Ce dernier continuait à vibrer pour le jeu et, parfois contesté,
souvent jalousé, gardait sa place, compensant l’érosion de ses belles
qualités physiques par un accroissement de son expérience. Il délivrait
toujours d’excellents ballons à ses partenaires, même s’il marquait
moins d’essais. “Quand je me regarde je m’inquiète, quand je me compare
je me rassure”! Il aurait pu faire sienne cette boutade de Talleyrand
car finalement il se trouvait encore à 34 ans parmi les meilleurs
centres français. Et sur son seul nom on remplissait les stades comme à
Toulouse où il était invité chaque année à renforcer les locaux pour le
match de prestige contre les Gallois de Clamorgan.
L’arrivée de René Crabos à la présidence fédérale, sans doute
aussi l’influence d’Adolphe Jaureguy, devenu sélectionneur, et la
persévérance de Serge Saulnier, président d’Ile de France,
contribuèrent à débloquer la situation pour tenter de rendre justice au
grand attaquant. Les Britanniques se montrant moins intransigeants, il
fut sélectionné pour la première fois en Tournoi des Cinq-Nations, le
10 janvier 1953 à Colombes contre l’Écosse. Une équipée qu’il partagea
avec le talonneur Paul Labadie (21 sélections) son ami et partenaire de
club. La France l’emporta 11 à 5. Dauger ne toucha presque pas le
ballon, et cette rencontre, confessera-t-il plus tard, lui laissa des
doutes et des regrets sur son utilité car à elle seule elle ne pouvait
résumer l’ensemble de sa carrière. D’autant que ce fut aussi la
dernière. Redevenus frileux les dirigeants français, à l’étonnement du
public et de la presse, ne convoquèrent plus celui qui avait marqué
l’ensemble du rugby français, pendant plus de quinze ans, malgré tant
d’adversité.
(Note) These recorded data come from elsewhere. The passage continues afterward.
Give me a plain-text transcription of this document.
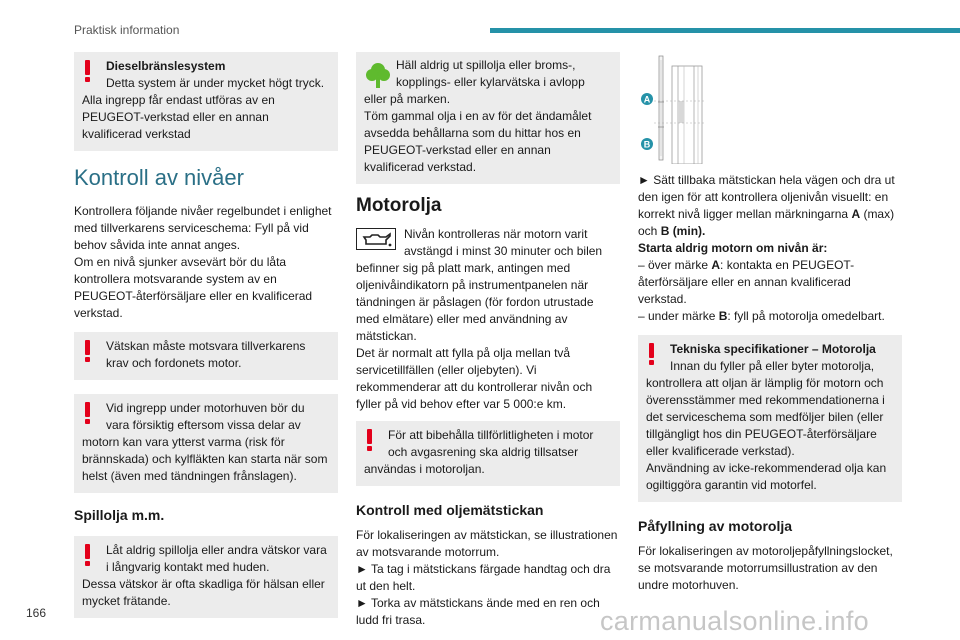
Praktisk information
Dieselbränslesystem
Detta system är under mycket högt tryck.

Alla ingrepp får endast utföras av en PEUGEOT-verkstad eller en annan kvalificerad verkstad

Kontroll av nivåer

Kontrollera följande nivåer regelbundet i enlighet med tillverkarens serviceschema: Fyll på vid behov såvida inte annat anges.

Om en nivå sjunker avsevärt bör du låta kontrollera motsvarande system av en PEUGEOT-återförsäljare eller en kvalificerad verkstad.

Vätskan måste motsvara tillverkarens krav och fordonets motor.
Vid ingrepp under motorhuven bör du vara försiktig eftersom vissa delar av

motorn kan vara ytterst varma (risk för brännskada) och kylfläkten kan starta när som helst (även med tändningen frånslagen).

Spillolja m.m.
Låt aldrig spillolja eller andra vätskor vara i långvarig kontakt med huden.

Dessa vätskor är ofta skadliga för hälsan eller mycket frätande.

Häll aldrig ut spillolja eller broms-, kopplings- eller kylarvätska i avlopp

eller på marken.

Töm gammal olja i en av för det ändamålet avsedda behållarna som du hittar hos en PEUGEOT-verkstad eller en annan kvalificerad verkstad.

Motorolja
Nivån kontrolleras när motorn varit avstängd i minst 30 minuter och bilen befinner sig på platt mark, antingen med oljenivåindikatorn på instrumentpanelen när tändningen är påslagen (för fordon utrustade med elmätare) eller med användning av mätstickan.

Det är normalt att fylla på olja mellan två servicetillfällen (eller oljebyten). Vi rekommenderar att du kontrollerar nivån och fyller på vid behov efter var 5 000:e km.

För att bibehålla tillförlitligheten i motor och avgasrening ska aldrig tillsatser

användas i motoroljan.

Kontroll med oljemätstickan

För lokaliseringen av mätstickan, se illustrationen av motsvarande motorrum.

► Ta tag i mätstickans färgade handtag och dra ut den helt.

► Torka av mätstickans ände med en ren och ludd fri trasa.

A
B

► Sätt tillbaka mätstickan hela vägen och dra ut den igen för att kontrollera oljenivån visuellt: en korrekt nivå ligger mellan märkningarna A (max) och B (min).

Starta aldrig motorn om nivån är:

– över märke A: kontakta en PEUGEOT-återförsäljare eller en annan kvalificerad verkstad.

– under märke B: fyll på motorolja omedelbart.

Tekniska specifikationer – Motorolja
Innan du fyller på eller byter motorolja,

kontrollera att oljan är lämplig för motorn och överensstämmer med rekommendationerna i det serviceschema som medföljer bilen (eller tillgängligt hos din PEUGEOT-återförsäljare eller kvalificerade verkstad).

Användning av icke-rekommenderad olja kan ogiltiggöra garantin vid motorfel.

Påfyllning av motorolja

För lokaliseringen av motoroljepåfyllningslocket, se motsvarande motorrumsillustration av den undre motorhuven.

166	carmanualsonline.info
Il deviendra paradoxalement sélectionneur en 1973.
C’était l’heure de ranger les crampons. Il ne restait plus à Jean
Dauger qu’à devenir, comme certains autres avant lui, ce patriarche du
rugby bayonnais, attentif à la montée des jeunes, à la préservation du
jeu d’attaque. Il le fit merveilleusement, derrière son comptoir du
club des clubs où venaient s’accouder annuellement les Blondin, Kleber
et Paul Haedens, Jean Loup Dabbadie et combien d’autres, sur la pelouse
des vétérans Old Boys avec les Moga, Haroun Tazieff, Soro, Celaya,
Herrera et les autres, comme spectateur avisé de toutes les rencontres
importantes de rugby, en famille avec tous ses petits enfants, entre
amis, des tablées de belote du club des clubs aux paseos dans les rues
de Saint Sébastien ou sur les gradins des plazas de Pampelune et de
Bilbao, dans son cher club house bleu et blanc où il regrettait
toujours la brouille avec son ami René Arotça, à Paris-Presse où il fut
rédacteur, au club du Lys de Chantilly cher à Philippe Chatrier. Il fit
une exception pour la cueillette des champignons où il aimait rester
seul pour savourer un peu de ce temps précieux qui file si vite
lorsqu’on a de grands desseins, mais qui est d’une telle gourmandise
quand on a de beaux souvenirs.
Depuis le 23 octobre 1999, Jean Dauger chevauche sur les terrains de l’éternité.